Just who is Australia's newly appointed Ambassador to the USA?
Australia's Peoples Liberation Army ENDORSED Labor GreenLOON "Independent" TEAL Co Party CABAL PM Comrade Anthony Albanese said this about his friend Lu Kewen, Kevin 07 Kevin Rud when defending him from journalists' questions following the announcement of his appointment.
Journailsts: “Your colleagues have invariably described Kevin Rudd as a psychopath, a micromanager, a control freak. Is this the person who your government needs to have in Washington?” a journalist questioned.
He also asked Mr Albanese if he was concerned the former Labor leader would essentially become a “second foreign minister” in the United States.
Albanese: “He brings a great deal of credit to Australia by agreeing to take up this position as a former prime minister, as a former foreign minister, as someone who's been head of the Asia Society, and as someone who has links with the global community,” Mr Albanese said in Canberra on Tuesday.
“Based in Washington, DC, will be a major asset in working to assist the Foreign Minister, as other ambassadors do in their job.”
https://www.skynews.com.au/australia-news/politics/prime-minister-anthony-albanese-clashes-with-reporters-over-kevin-rudds-appointment-as-us-ambassador-after-character-attacks-by-former-colleagues/news-story/b0479317f4b6a405341f53f540a13e95
Column - The greatest liar in the Lodge
Andrew Bolt
Daily Telegraph
Wednesday, June 02, 2010
I CAN’T recall when I first knew I could never trust Kevin Rudd to tell the truth.
Was it when he claimed he and his widowed mum were thrown out of their home by a heartless landlord?
Was it when he said he had a memory blank about his night at Scores?
Perhaps it was when he said during the ABC’s cricket coverage he remembered as a 17-year-old standing at the Gabba to watch Dennis Lillee and Jeff Thomson tear into the English.
He remembered the crowd chanting “Ashes to ashes, dust to dust, if Thommo don’t get you, then Lillee must”, but even more clearly he remembered 42-year-old Colin Cowdrey bravely walking on to the field and shaking the hand of Thomson.
But “Ashes to ashes” was never a chant, and Cowdrey didn’t play in Brisbane, joining the tour in Perth.
Maybe I’m wrong to seize on such small stuff, or mean to object that he said “sorry” to a “stolen generations” no one can find. Another lie.
But it’s clear the public is also belatedly catching on. In fact, Rudd’s credibility is now shot to pieces.
He was fatally damaged already, having falsely claimed global warming was “the great moral and economic challenge of our time”, only to drop his emissions trading scheme when it got too hard.
But last week finished him off, and even left him exposed to what in normal times is a crime in politics - misleading Parliament. Rudd was accused, credibly, by former NSW premier Morris Iemma and treasurer Michael Costa of having lied when he told Iemma before the last federal election to postpone his plans to sell the state’s electricity assets until Rudd won office, when they’d then join to “f---” the unions.
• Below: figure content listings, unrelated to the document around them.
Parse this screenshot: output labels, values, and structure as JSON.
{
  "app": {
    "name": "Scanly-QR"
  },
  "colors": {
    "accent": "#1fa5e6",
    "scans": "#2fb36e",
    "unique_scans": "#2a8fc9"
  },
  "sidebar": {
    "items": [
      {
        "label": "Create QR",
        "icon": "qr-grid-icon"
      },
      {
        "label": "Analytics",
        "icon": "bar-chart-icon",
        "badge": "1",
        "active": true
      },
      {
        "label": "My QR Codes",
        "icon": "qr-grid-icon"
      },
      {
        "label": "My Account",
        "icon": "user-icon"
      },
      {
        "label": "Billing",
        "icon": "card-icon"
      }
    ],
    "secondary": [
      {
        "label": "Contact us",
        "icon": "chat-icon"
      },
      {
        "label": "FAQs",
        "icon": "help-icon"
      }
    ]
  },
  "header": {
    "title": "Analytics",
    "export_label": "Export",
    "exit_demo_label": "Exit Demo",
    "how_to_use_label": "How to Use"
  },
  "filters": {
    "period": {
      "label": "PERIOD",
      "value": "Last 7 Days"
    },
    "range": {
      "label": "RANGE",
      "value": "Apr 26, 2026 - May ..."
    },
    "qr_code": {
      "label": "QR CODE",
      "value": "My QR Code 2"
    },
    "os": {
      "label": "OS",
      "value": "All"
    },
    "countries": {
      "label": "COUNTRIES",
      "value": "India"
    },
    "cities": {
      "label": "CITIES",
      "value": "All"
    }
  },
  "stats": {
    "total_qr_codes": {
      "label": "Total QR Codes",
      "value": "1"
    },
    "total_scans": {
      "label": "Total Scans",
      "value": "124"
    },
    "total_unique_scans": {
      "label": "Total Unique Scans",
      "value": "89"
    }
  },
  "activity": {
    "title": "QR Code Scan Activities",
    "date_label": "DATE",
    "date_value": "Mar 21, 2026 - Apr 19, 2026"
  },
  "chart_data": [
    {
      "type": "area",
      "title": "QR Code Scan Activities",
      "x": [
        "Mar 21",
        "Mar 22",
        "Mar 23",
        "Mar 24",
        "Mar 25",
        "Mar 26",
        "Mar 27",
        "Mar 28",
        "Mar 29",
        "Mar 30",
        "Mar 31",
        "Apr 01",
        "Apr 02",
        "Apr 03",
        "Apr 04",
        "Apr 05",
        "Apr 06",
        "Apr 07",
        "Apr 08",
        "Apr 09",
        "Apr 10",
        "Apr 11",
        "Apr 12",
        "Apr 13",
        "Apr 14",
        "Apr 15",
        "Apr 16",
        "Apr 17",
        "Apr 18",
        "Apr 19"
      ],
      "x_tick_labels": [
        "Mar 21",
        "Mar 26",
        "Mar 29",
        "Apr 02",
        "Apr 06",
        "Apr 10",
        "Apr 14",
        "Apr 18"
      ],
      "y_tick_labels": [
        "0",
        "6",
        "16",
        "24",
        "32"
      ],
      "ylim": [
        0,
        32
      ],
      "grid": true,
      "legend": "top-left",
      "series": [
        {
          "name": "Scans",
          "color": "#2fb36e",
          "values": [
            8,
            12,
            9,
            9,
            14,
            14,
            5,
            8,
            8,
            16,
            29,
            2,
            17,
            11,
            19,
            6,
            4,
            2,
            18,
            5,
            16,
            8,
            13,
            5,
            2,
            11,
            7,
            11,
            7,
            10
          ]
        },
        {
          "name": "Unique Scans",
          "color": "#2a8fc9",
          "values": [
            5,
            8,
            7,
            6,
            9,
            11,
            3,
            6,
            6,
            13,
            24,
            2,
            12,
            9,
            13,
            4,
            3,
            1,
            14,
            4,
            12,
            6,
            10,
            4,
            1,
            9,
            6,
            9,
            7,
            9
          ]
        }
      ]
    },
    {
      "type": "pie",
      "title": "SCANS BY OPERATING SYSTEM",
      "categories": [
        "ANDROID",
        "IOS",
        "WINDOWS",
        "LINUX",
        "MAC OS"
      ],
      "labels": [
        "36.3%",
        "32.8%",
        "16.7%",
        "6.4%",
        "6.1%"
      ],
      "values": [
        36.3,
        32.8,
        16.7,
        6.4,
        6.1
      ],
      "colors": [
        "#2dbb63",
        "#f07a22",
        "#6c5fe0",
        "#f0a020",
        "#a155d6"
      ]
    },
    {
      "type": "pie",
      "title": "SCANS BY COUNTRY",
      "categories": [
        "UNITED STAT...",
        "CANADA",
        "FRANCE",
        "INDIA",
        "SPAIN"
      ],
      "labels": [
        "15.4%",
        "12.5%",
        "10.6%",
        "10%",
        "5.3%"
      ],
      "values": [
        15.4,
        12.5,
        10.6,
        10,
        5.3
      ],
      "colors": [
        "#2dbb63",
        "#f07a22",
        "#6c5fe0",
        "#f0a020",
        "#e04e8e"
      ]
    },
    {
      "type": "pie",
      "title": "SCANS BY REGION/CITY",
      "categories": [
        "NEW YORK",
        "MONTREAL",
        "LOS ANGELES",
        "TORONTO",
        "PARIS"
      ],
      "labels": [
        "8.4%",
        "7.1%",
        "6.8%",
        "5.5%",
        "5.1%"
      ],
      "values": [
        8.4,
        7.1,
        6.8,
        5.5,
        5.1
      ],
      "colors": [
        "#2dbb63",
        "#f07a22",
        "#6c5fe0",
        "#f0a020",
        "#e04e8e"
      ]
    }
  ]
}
After the election, Rudd welched on that deal.
But more terrible for his reputation have been the deceits to justify his effective embezzlement of $38 million of taxpayers’ money to pay for political advertising for his troubled “super profits” tax on miners.
In how many ways has Rudd again shown his word to be worthless?
He promised before the election to ban such advertising, which he called “a cancer” and gave an “absolute 100 per cent guarantee” the auditor-general would have to approve such spending.
But the auditor-general has been sacked from that job, and Rudd has dipped into your pockets for the very same kind of “cancer”.
To excuse himself, Rudd had Special Minister of State Joe Ludwig last week offer two reasons for an exemption for “extremely urgent action”. And both reasons were frauds.
First, claimed Ludwig, there was “co-ordinated misinformation about the changes (which) is currently being promulgated in paid advertising”, which means the ads by miners.
But Rudd has since been forced to admit he’d approved the cash for these ads as long ago as April 20, weeks before the mining industry ran any of its own.
Ludwig’s second excuse was even dodgier: that the ads were needed since this new tax “involves changes to the value of some capital assets, they impact on financial markets”.
Uh, oh. Ludwig had contradicted what Rudd told Parliament the day before, when he denied his tax plan had hurt the markets: “Share prices around the world have fallen because of the crisis in Greece.”
Costa now asks: “Is the Prime Minister believable? Is he credible? ... This bloke has lost the public.”
He lost me long ago. Now I cannot think of a bigger liar to hold his high office.